[Chickweed. Highfield Hollow. Pennsylvania. 2013.]
Let us speak plainly: the lovely, lowly Chickweed with its cool blue floral jewels is a feminine herb that simply could not survive the assault of this masculine phase of heroic traditional Greek medicine in its decadent phase.
Significantly, today when we are increasingly seeking a balance between the masculine and the feminine, supposedly “inactive” herbs like Chickweed are once again speaking to us. We can imagine the “little star lady” being used by past lineages of wise women… (Holmes, 461)
Imbolc (usually falling between January 31st and February 1st) is soon to arrive: the feast marks the beginning of the Celtic springtime. From my American standpoint, I remain deeply confused about the borders of the seasons here; it is only February! And the Daffodils are spearing upwards!
I had noticed Chickweed growing in the park this week — in the midst of an athletic field — an herb that I associate in the States with early spring. Last season, in Pennsylvania, I had gone and gathered some Chickweed from my friends’ lovely garden. I was rejoicing in the little star-like flowers as I laced them into our dinner salads.
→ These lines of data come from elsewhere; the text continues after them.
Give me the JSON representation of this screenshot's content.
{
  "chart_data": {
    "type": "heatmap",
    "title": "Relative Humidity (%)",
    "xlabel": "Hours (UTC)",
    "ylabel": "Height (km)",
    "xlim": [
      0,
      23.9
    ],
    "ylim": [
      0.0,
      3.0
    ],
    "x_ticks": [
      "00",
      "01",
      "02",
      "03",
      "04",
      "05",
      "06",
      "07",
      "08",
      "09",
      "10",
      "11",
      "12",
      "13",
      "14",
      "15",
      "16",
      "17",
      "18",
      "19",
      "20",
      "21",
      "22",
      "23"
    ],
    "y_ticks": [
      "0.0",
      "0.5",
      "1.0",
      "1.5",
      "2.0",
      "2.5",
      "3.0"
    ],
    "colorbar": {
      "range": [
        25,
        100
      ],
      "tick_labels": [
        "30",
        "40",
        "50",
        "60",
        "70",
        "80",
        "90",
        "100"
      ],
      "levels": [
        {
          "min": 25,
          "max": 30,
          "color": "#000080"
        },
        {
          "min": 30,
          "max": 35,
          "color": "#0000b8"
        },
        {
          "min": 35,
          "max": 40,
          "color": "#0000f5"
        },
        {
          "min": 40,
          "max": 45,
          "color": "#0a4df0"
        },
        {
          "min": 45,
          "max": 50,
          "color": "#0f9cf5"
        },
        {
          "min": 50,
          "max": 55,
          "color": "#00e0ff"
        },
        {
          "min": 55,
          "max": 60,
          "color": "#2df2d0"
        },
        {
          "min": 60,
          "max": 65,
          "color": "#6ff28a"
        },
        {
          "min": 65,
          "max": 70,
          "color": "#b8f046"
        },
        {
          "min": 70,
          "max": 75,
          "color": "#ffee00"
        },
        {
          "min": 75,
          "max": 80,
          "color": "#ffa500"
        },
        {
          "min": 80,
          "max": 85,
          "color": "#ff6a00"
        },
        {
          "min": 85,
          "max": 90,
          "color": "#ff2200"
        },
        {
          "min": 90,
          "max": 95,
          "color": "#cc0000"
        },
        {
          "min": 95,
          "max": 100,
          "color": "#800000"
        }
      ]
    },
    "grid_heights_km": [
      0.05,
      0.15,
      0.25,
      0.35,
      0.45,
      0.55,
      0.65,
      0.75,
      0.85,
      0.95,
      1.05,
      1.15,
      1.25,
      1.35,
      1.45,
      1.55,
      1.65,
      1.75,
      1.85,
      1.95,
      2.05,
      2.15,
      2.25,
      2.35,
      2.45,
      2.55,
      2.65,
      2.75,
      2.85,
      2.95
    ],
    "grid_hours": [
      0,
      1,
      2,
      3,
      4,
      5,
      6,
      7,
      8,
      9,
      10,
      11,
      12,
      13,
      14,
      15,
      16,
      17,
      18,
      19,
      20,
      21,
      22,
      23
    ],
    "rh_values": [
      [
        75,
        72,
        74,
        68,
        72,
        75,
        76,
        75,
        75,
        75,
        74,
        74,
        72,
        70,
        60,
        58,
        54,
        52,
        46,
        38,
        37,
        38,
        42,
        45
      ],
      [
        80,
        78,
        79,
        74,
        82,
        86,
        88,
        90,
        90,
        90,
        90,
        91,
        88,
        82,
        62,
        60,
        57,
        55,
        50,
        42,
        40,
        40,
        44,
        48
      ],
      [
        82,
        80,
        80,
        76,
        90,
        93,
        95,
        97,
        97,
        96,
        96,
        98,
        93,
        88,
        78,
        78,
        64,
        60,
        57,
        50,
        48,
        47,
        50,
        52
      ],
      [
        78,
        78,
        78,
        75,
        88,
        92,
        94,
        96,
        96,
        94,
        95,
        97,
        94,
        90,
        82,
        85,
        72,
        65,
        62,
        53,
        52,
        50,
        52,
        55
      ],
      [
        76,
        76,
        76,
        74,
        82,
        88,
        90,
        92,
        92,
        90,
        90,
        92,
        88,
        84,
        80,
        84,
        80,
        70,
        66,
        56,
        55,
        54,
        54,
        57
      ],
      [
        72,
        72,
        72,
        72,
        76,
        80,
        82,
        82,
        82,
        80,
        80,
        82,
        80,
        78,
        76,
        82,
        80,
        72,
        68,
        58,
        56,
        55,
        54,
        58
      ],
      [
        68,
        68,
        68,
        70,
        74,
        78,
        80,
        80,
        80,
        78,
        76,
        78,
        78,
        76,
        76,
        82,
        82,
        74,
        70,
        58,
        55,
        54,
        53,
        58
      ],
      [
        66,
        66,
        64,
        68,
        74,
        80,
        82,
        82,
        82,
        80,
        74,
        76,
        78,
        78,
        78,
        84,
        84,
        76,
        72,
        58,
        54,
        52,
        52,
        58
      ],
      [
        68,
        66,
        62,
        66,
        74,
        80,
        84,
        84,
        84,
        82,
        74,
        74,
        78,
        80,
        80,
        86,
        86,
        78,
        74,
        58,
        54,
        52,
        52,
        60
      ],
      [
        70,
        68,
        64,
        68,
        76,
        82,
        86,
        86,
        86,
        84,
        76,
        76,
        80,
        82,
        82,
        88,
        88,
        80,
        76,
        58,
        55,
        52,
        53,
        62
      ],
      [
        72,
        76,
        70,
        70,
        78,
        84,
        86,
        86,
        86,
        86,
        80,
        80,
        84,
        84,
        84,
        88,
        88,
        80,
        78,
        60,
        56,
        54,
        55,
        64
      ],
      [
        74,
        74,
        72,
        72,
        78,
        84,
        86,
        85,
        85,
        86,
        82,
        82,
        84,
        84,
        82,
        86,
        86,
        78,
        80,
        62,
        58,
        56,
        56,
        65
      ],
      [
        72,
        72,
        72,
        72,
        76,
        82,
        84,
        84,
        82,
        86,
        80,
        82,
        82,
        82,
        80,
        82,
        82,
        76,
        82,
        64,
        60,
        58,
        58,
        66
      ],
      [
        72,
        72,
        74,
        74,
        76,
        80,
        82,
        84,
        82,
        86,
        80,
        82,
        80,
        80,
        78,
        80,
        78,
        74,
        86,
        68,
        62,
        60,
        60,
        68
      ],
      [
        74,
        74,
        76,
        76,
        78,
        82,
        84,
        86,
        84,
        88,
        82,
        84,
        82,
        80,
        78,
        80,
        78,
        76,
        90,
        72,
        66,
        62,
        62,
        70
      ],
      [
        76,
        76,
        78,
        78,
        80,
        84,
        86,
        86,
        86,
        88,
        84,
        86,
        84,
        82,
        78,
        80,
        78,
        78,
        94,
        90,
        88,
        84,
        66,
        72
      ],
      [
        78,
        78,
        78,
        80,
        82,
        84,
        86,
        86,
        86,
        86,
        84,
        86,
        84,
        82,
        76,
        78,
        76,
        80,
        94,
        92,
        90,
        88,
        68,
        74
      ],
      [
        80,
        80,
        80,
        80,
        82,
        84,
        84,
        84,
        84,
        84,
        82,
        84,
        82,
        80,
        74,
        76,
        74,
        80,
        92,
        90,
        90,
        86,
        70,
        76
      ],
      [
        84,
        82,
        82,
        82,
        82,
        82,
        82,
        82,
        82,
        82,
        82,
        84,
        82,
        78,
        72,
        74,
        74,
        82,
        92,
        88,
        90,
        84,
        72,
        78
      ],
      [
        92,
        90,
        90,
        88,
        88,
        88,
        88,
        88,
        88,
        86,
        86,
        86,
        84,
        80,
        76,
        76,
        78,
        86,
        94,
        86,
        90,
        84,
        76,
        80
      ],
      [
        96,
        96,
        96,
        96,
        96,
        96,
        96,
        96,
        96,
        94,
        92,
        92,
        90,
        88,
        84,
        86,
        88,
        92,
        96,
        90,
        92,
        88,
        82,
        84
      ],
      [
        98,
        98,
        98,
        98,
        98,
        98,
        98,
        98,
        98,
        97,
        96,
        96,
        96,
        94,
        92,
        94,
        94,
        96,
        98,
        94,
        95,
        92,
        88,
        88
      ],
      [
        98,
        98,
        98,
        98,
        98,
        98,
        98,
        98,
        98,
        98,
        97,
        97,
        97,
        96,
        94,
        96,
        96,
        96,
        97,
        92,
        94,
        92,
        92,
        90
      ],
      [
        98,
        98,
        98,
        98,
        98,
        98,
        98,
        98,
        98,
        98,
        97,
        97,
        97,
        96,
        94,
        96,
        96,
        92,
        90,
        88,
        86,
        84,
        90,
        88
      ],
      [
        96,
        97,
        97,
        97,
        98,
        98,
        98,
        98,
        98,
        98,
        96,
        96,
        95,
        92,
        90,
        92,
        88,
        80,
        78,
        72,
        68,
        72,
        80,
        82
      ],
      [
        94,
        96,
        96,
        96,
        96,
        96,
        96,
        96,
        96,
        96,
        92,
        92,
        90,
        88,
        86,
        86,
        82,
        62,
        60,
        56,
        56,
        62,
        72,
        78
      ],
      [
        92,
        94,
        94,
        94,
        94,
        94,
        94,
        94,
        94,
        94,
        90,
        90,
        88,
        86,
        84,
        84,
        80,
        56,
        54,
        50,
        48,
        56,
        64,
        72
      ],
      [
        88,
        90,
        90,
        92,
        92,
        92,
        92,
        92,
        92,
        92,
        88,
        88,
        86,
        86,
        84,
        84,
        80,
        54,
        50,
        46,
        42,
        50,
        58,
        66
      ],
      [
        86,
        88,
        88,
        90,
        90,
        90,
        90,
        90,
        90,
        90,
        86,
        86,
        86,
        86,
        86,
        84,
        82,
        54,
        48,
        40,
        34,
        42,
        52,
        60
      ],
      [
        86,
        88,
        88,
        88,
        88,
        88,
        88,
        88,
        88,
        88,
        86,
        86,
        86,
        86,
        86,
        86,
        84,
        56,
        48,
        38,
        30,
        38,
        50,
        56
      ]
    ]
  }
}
Not an hour afterwards, my dear friend B., whilst taking care of various yard duties, sprayed the very same patch of Chickweed with a weed killer. This means that I get to tease him ad infinitum for murdering the Chickweed, but it is also a good illustration: wait and learn before you spray anything in your yard. And Chickweed has been treated as a weed much like Dandelion — yet the two of them are powerful medicines.
Chickweed not only offers its pretty white flowers but also its cooling relief. In simple terms, Chickweed is used internally and externally. For internal health, Chickweed contains a remarkable range of minerals for restoring depletion (zinc, phosphorus, magnesium, potassium, calcium, iron, silicon, molybdenum, and manganese) and it is also known for its Vitamin C content. The herb is especially tasty in early spring salads (see recipe below).
Externally, Chickweed is generally used for relieving a range of skin irritations (among them poison ivy and hemorrhoids).
In light of Holmes’s rather passionate words (as quoted above), you might want to explore Susun Weed’s essay, “Chickweed is a Star”; of particular interest is her observation of Chickweed’s ability to help with ovarian cysts.
Julian Barker has written, rather more briefly, of Chickweed:
For all its worth, it has never been a classical medicine (104).
Perhaps that is changing.
For more details on Chickweed, see the Materia Medica.
RECIPE | CHICKWEED AND DANDELION SALAD
This is an early Spring foraging* treat that is detoxifying and tonifying at the same time, helping one to cross over into a new season. The faintly salty-sweet taste of Chickweed mingles with the bitterness of Dandelion. Simply combine the Chickweed with the Dandelion leaves and dress as desired. (If you only have Chickweed and want something more substantial, mix her up with your regular greens.)
If you want a dressing that is slightly sweet, I’m particularly fond of a blend that I learned from one of my teachers, Maia Toll: balsamic vinegar blended with a bit of maple syrup.
* Remember to gather your herbs from places that you know are not treated with pollutants (or near a busy road, as plants pick up exhaust in the air).
Barker, Julian. The Medicinal Flora of Britain and Northwestern Europe. Kent: Winter Press, 2001.
Holmes, Peter. The Energetics of Western Herbs. A Materia Medica Integrating Western & Chinese Herbal Therapeutics. 2 vol. 4th ed. Cotati: Snow Lotus Press, 2007.